A unanimous decision by the 9th U.S. Circuit Court of Appeals, which is headquartered in San Francisco, ruled that as a result of a potential juror being wrongly removed because he is gay that a new trial was warranted. There will be no appeal by AbbVie of the decision about the juror, but the company has not yet decided if it will appeal the decision for a new trial.

The 9th Circuit ruled that discrimination based on sexual orientation is subject to heightened scrutiny, which means courts consider equal protection claims more carefully. They based their ruling on a U.S. Supreme Court decision to strike down a portion of the Defense of Marriage Act. As a result, a Supreme Court case barring juror strikes based on race now also covers sexual orientation.

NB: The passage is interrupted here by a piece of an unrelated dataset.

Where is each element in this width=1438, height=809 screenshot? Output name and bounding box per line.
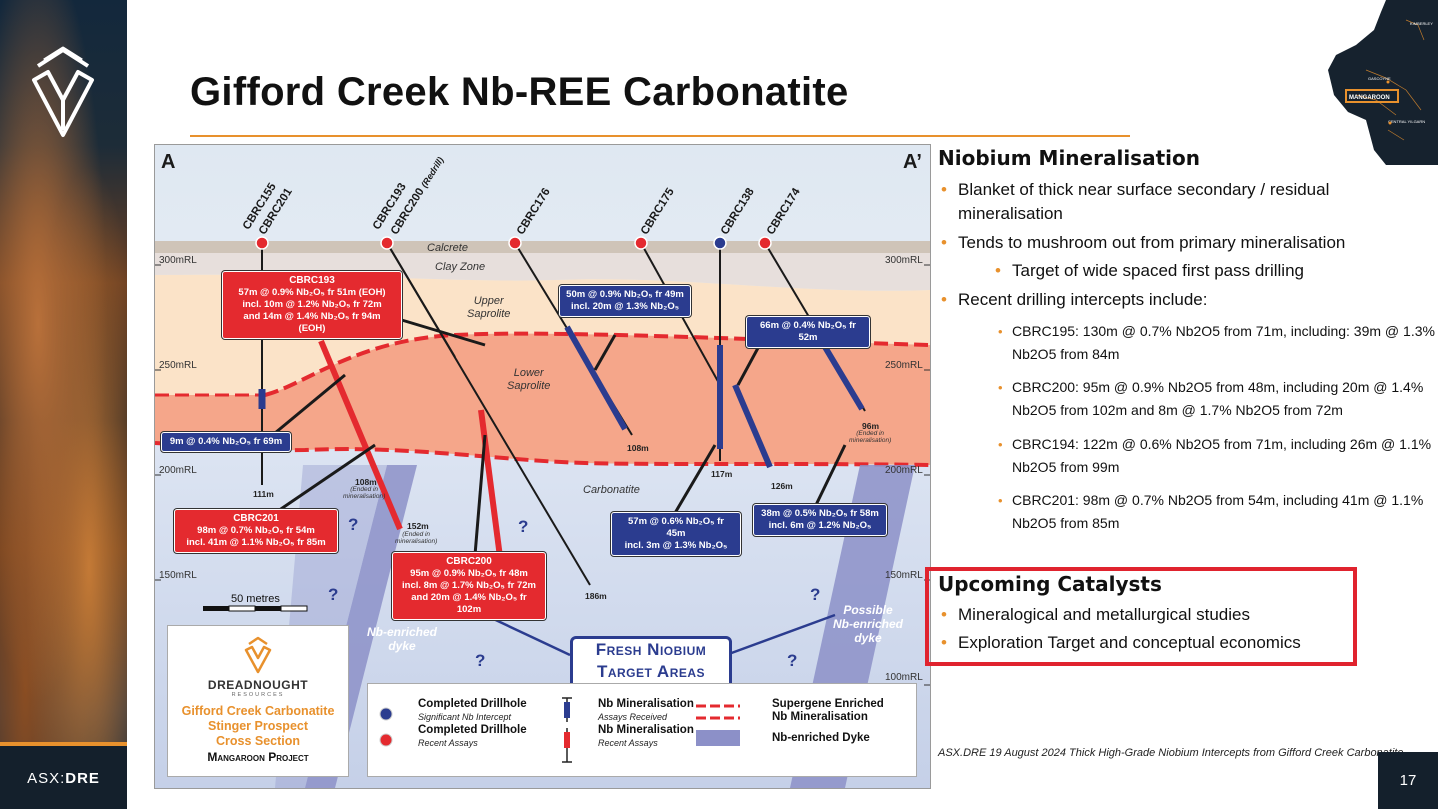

In 2007, Abbott Laboratories raised the price of the HIV drug Norvir by 400 percent. GlaxoSmithKline (GSK) soon after filed an antitrust lawsuit against Abbott claiming the high price prevented the booster from being used with other drugs. In 2011, a jury ruled mostly in favor of Abbott, saying the company did not hike the price out of malice.

GSK appealed using as one of its arguments for a new trial that an Abbott lawyer had a man who identified himself as gay removed from the jury pool because of his sexual orientation. Abbott claims it removed the man for several other reasons, including that he had a friend who died of AIDS-related complications.

Lawyers in both sides of trials are allowed to remove potential jurors without legal justification. However, the U.S. Supreme Court has ruled that race and gender cannot be used as reasons to remove potential jurors. If a new trial for GSK proceeds, it would be against Abbott spinoff AbbVie.